"I believe in the love of God, it is an orphan's wildest dream, it is a Narrow Little Road, it is an ever widening desert stream" ~ Red Mountain hymn

"This narrow little road may be filled with both abundant joy and humiliating sorrow; surely, even its promised Divine acceptance cannot assure it's travelers absense of profound rejection. Indeed, this narrow road may be filled with a great many things, but the one thing it truly lacks is regret!" ~Debbie Sue



Thursday, February 24, 2011

a month and a mountain

Do you ever feel like life is happening so quickly around you?; like the waves of life are just crashing over you, and yet you hear that still small voice in your heart saying, "why are you so down cast, oh my soul, raise your voice and sing, put your HOPE in Him!"

There continues to be so much beauty and assurance of all that God is and promises to be in my life, so much joy as I walk forward one step at time into His wonderful plans, and yet I also see constant reminders each day that there is an enemy that is actively seeking to depress, divide and destroy myself and those around me. Oh if ever we need Him, my friends, the time is now!

In terms of beauty and blessing, God has been overwhelming me with special people and memories during these last moments in Liberia. Just a few glimpses... a few days ago, I got to be the co-pilot in our SP Chopper as we flew over the gorgeous Liberian jungle, and I got to capture that experience through video (it's on facebook). I have had the privilege of having so much time and beautiful space (at my beach house) to process and write out all that I have learned and experienced on this amazing journey in Liberia; I have posted over 250 pictures on facebook, 60 entries on my blog, and filled up an entire journal full of memories, truths written on my heart, and prayers during this season.
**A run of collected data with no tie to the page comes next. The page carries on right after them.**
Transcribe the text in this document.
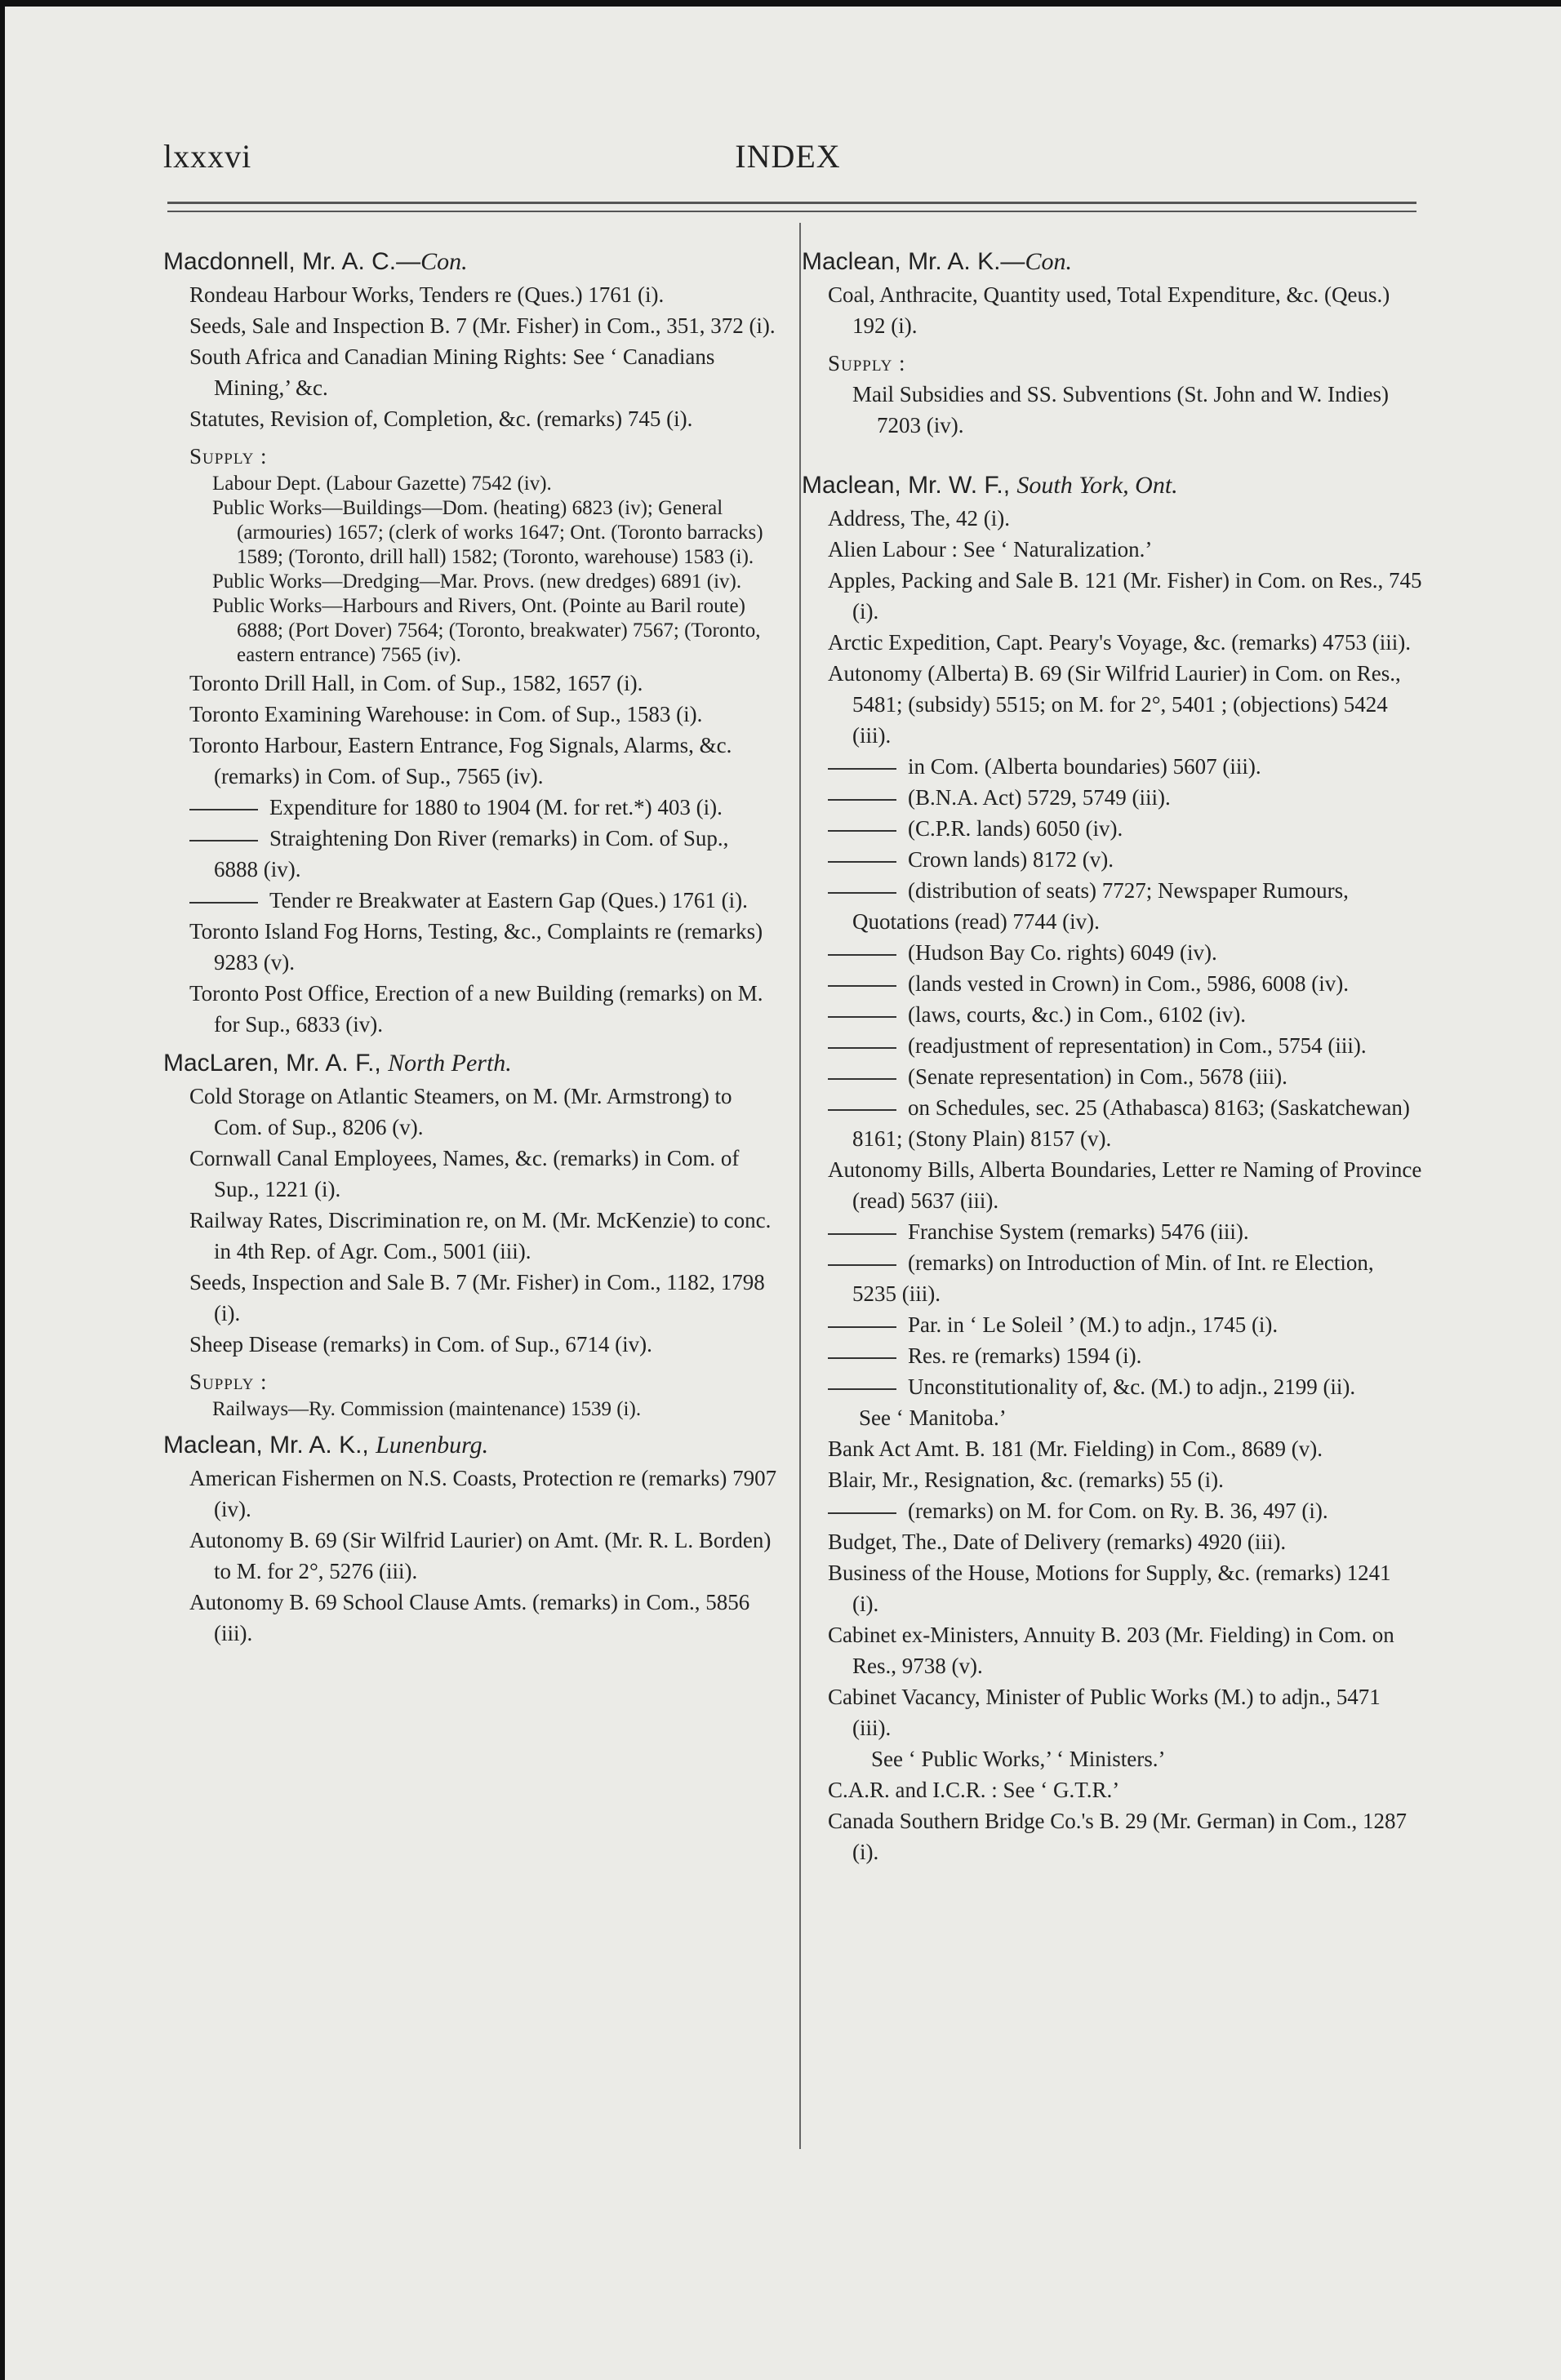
lxxxvi	INDEX
Macdonnell, Mr. A. C.—Con.
Rondeau Harbour Works, Tenders re (Ques.) 1761 (i).
Seeds, Sale and Inspection B. 7 (Mr. Fisher) in Com., 351, 372 (i).
South Africa and Canadian Mining Rights: See ‘ Canadians Mining,’ &c.
Statutes, Revision of, Completion, &c. (remarks) 745 (i).
Supply :
Labour Dept. (Labour Gazette) 7542 (iv).
Public Works—Buildings—Dom. (heating) 6823 (iv); General (armouries) 1657; (clerk of works 1647; Ont. (Toronto barracks) 1589; (Toronto, drill hall) 1582; (Toronto, warehouse) 1583 (i).
Public Works—Dredging—Mar. Provs. (new dredges) 6891 (iv).
Public Works—Harbours and Rivers, Ont. (Pointe au Baril route) 6888; (Port Dover) 7564; (Toronto, breakwater) 7567; (Toronto, eastern entrance) 7565 (iv).
Toronto Drill Hall, in Com. of Sup., 1582, 1657 (i).
Toronto Examining Warehouse: in Com. of Sup., 1583 (i).
Toronto Harbour, Eastern Entrance, Fog Signals, Alarms, &c. (remarks) in Com. of Sup., 7565 (iv).
Expenditure for 1880 to 1904 (M. for ret.*) 403 (i).
Straightening Don River (remarks) in Com. of Sup., 6888 (iv).
Tender re Breakwater at Eastern Gap (Ques.) 1761 (i).
Toronto Island Fog Horns, Testing, &c., Complaints re (remarks) 9283 (v).
Toronto Post Office, Erection of a new Building (remarks) on M. for Sup., 6833 (iv).
MacLaren, Mr. A. F., North Perth.
Cold Storage on Atlantic Steamers, on M. (Mr. Armstrong) to Com. of Sup., 8206 (v).
Cornwall Canal Employees, Names, &c. (remarks) in Com. of Sup., 1221 (i).
Railway Rates, Discrimination re, on M. (Mr. McKenzie) to conc. in 4th Rep. of Agr. Com., 5001 (iii).
Seeds, Inspection and Sale B. 7 (Mr. Fisher) in Com., 1182, 1798 (i).
Sheep Disease (remarks) in Com. of Sup., 6714 (iv).
Supply :
Railways—Ry. Commission (maintenance) 1539 (i).
Maclean, Mr. A. K., Lunenburg.
American Fishermen on N.S. Coasts, Protection re (remarks) 7907 (iv).
Autonomy B. 69 (Sir Wilfrid Laurier) on Amt. (Mr. R. L. Borden) to M. for 2°, 5276 (iii).
Autonomy B. 69 School Clause Amts. (remarks) in Com., 5856 (iii).
Maclean, Mr. A. K.—Con.
Coal, Anthracite, Quantity used, Total Expenditure, &c. (Qeus.) 192 (i).
Supply :
Mail Subsidies and SS. Subventions (St. John and W. Indies) 7203 (iv).
Maclean, Mr. W. F., South York, Ont.
Address, The, 42 (i).
Alien Labour : See ‘ Naturalization.’
Apples, Packing and Sale B. 121 (Mr. Fisher) in Com. on Res., 745 (i).
Arctic Expedition, Capt. Peary's Voyage, &c. (remarks) 4753 (iii).
Autonomy (Alberta) B. 69 (Sir Wilfrid Laurier) in Com. on Res., 5481; (subsidy) 5515; on M. for 2°, 5401 ; (objections) 5424 (iii).
in Com. (Alberta boundaries) 5607 (iii).
(B.N.A. Act) 5729, 5749 (iii).
(C.P.R. lands) 6050 (iv).
Crown lands) 8172 (v).
(distribution of seats) 7727; Newspaper Rumours, Quotations (read) 7744 (iv).
(Hudson Bay Co. rights) 6049 (iv).
(lands vested in Crown) in Com., 5986, 6008 (iv).
(laws, courts, &c.) in Com., 6102 (iv).
(readjustment of representation) in Com., 5754 (iii).
(Senate representation) in Com., 5678 (iii).
on Schedules, sec. 25 (Athabasca) 8163; (Saskatchewan) 8161; (Stony Plain) 8157 (v).
Autonomy Bills, Alberta Boundaries, Letter re Naming of Province (read) 5637 (iii).
Franchise System (remarks) 5476 (iii).
(remarks) on Introduction of Min. of Int. re Election, 5235 (iii).
Par. in ‘ Le Soleil ’ (M.) to adjn., 1745 (i).
Res. re (remarks) 1594 (i).
Unconstitutionality of, &c. (M.) to adjn., 2199 (ii).
See ‘ Manitoba.’
Bank Act Amt. B. 181 (Mr. Fielding) in Com., 8689 (v).
Blair, Mr., Resignation, &c. (remarks) 55 (i).
(remarks) on M. for Com. on Ry. B. 36, 497 (i).
Budget, The., Date of Delivery (remarks) 4920 (iii).
Business of the House, Motions for Supply, &c. (remarks) 1241 (i).
Cabinet ex-Ministers, Annuity B. 203 (Mr. Fielding) in Com. on Res., 9738 (v).
Cabinet Vacancy, Minister of Public Works (M.) to adjn., 5471 (iii).
See ‘ Public Works,’ ‘ Ministers.’
C.A.R. and I.C.R. : See ‘ G.T.R.’
Canada Southern Bridge Co.'s B. 29 (Mr. German) in Com., 1287 (i).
I pray that you will all have time to journey in and out of my blog over the next couple months and see how the faithful hand of God has led me through this season in West Africa!

I have continued to be overwhelmed by the love and kindness of the women in my house and on ELWA compound- I have been learning so much from them through their devotion and dedication to God's calling and the amount of work that they joyfully accomplish each week- man those ladies work super hard for God's Glory!

Last night I was overflowing with joy at drama practice. I read with the youth about Jesus the King, the suffering Servant, who forgives all our sins, heals all our hearts, and carries our deepest pain and diseases out of the pit of despair (Isaiah 53); and we just revelled in His love and His presence in our lives. We were all drawn into a deeper love and understanding of this Yahway Rophe (spelling?)- Almighty God the One who heals. I stood in the middle of all their sweet resounding voices with utter delight in my heart and tears rolling from my eyes as we all were singing,

"the nails in Your hands, the nails in Your feet, they tell me how much You love me...the thorns on Your brow, they tell me how, You bore so much pain to love me...oh when the Heavens pass away, all Your scars will still remain, and forever they will say, just how much You love me...so I want to say, 'Forever my love, heart, and life is Yours, Jesus.'"

So I have a little over 1 month left and one very large mountain to climb. It turns out that I won't be flying out of Liberia till April 4th, in order to participate in Franklin Graham's Life Festival in Liberia, and so I will be able to be here as well for the kids drama performance at the end of March. That's such a huge answer to prayer!

Also, I went to get my ticket yesterday and prayed right before I walked in that God would perform a miracle and get me a ticket for 1,100 dollars- an absolutely unheard of price, yet all that I have to give. I don't have time to start crying in thankfulness again right now, so let me just tell you that I'm coming home for $1,124! Oh sweet Jesus, if ever I love thee, my Jesus tis now!

I'm learning to ask specifically, to tell Him my deepest needs and desires, and then to trust purely and wholeheartedly that He will reward those who diligently seek His heart and His will in faith.

If we are truly delighting in Him, then He truly delights in giving us the desires of our hearts... and that my friends has been the greatest truth adventure in Liberia!